Szampańskie nastroje w Warszawie sprawiły, że wszystkie spółki z indeksu WIG20 zakończyły sesję na plusie. Prym wśród największych spółek wiódł KGHM, którego kurs poszybował o 5 proc. Popyt, choć w nieco mniejszej skali, uaktywnił się także na akcjach bankowych potentatów: PKO BP i Pekao.

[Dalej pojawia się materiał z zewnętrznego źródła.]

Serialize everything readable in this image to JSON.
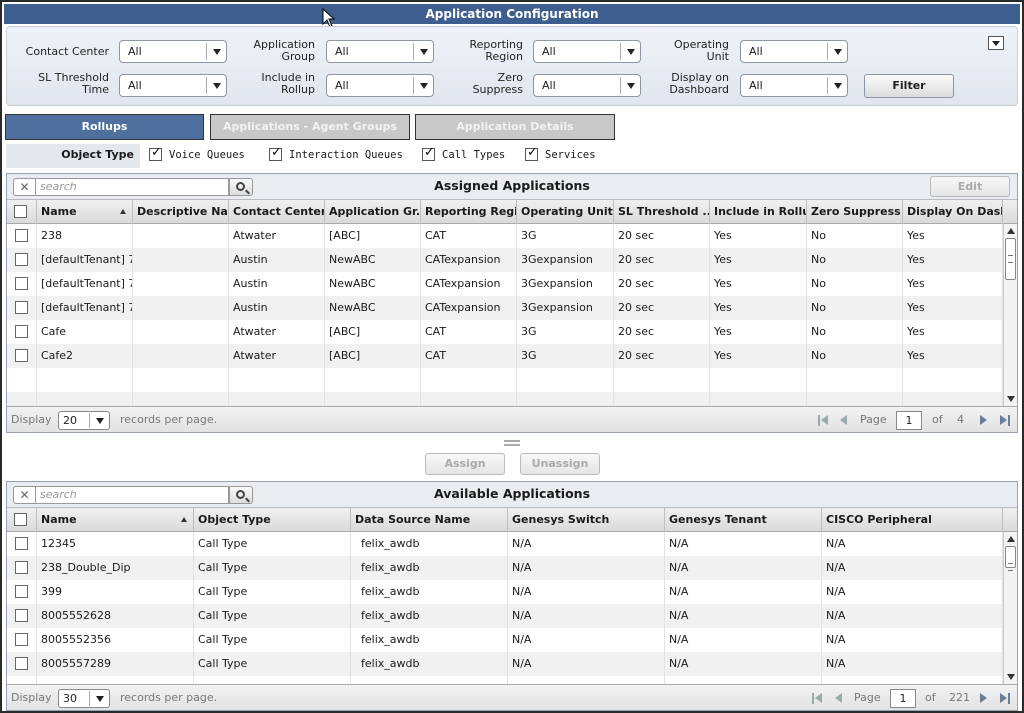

Pozytywne nastroje inwestorów dały o sobie znać także w segmencie spółek o mniejszej kapitalizacji, choć skala zwyżek była tutaj mniejsza. O nastrojach w tym segmencie decydowały głównie publikowane wyniki kwartalne, których w poniedziałek był prawdziwy wysyp. Wśród „średniaków" z mWIG40 najlepszą inwestycją był Bioton, z kolei wśród „maluchów" z sWIG80 liderem zwyżek był ZE PAK, który drożejąc aż o 25 proc., był jednocześnie najbardziej zyskującą spółką na całym rynku.
Decyzja Moody's przyniosła ulgę również złotemu. Znacząco umocnił się on do głównych walut, notując kilkugroszowe zyski. To pozwoliło odrobić część strat z ostatnich tygodni, gdy zagranica wyprzedawała polskie aktywa w obawie przed cięciem naszego ratingu.